Week 13 Blog
The coastline of Haiti is eroding severely and more and more seriously, as the seas get higher, the tropical storms get stronger, and the large-scale deforestation of the mangroves, which provide the best protection, is going on. The combination of the rising sea and the storms is causing the beaches to recede more and more, thus damaging the infrastructure and making the coastal communities evacuate further inland. The deforestation of the mangroves for fuel and housing has been one of the main factors that reduced the natural barrier against the sea and that is why places like Les Cayes, Jacmel, and parts of northern Haiti are now very likely being flooded. These ecological factors, along with the heavy population in the coastal regions as well as the absence of good land use control, make it impossible for the people to hold onto their houses, fishing to be the only food and income source, and the growth of the economy to be sustainable in the long run. Haiti is investing in land rejuvenation and coastal restoration projects but the speed of that growing is still much less than the rapidly increasing erosion.
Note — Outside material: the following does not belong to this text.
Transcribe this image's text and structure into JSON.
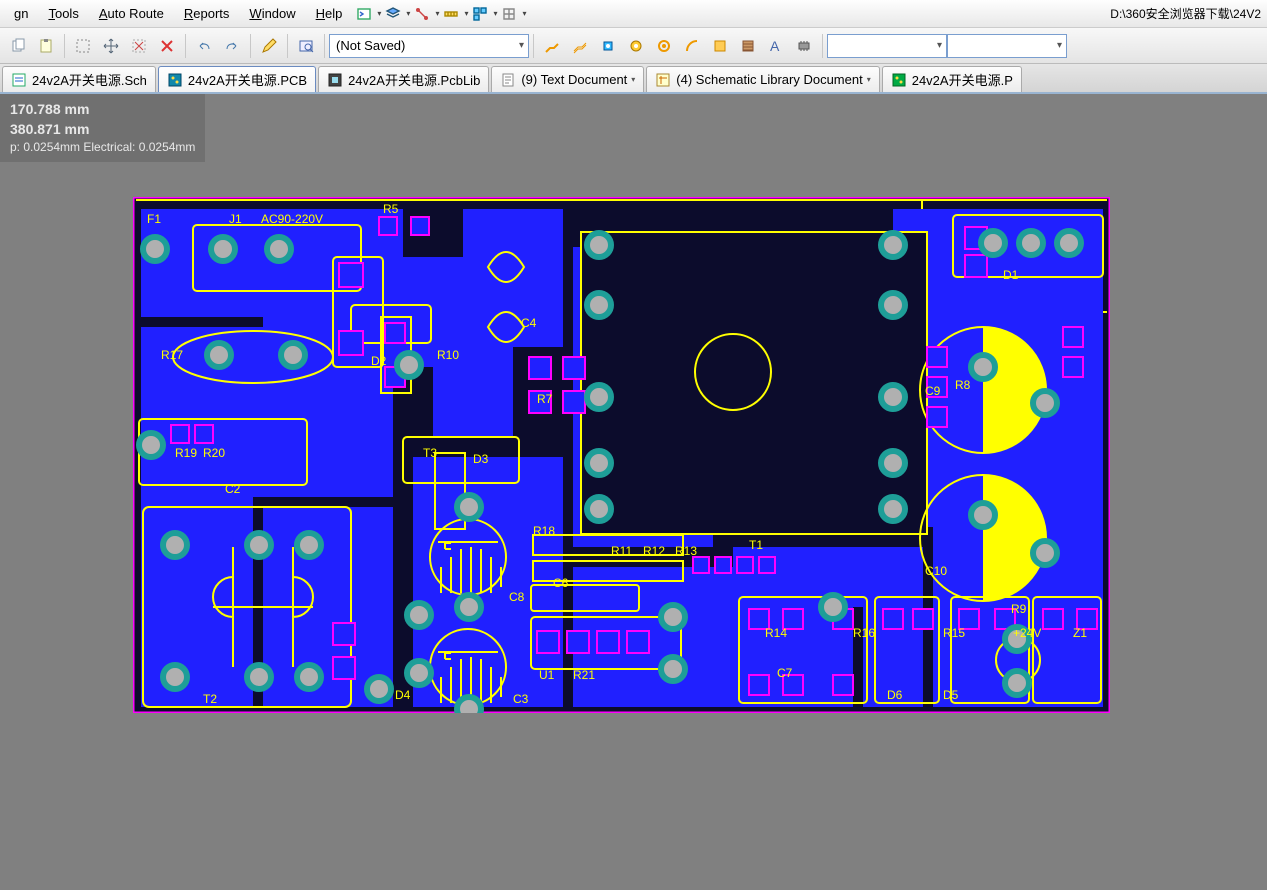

Sources: https://news.mongabay.com/2022/09/haiti-an-island-nation-whose-environmental-troubles-only-begin-with-water/
https://news.mongabay.com/2022/09/mangrove-restorers-in-haiti-bet-on-resilience-amid-rising-violence/
https://www.unep.org/topics/disasters-and-conflicts/country-presence/haiti/ecosystem-based-disaster-risk-reduction
Hello. Isaiah it is very interesting that in Haiti that their is eroding and learning about the facts about the eroding. I find it sad that because of these ecological factors that the people can't hold on to their home.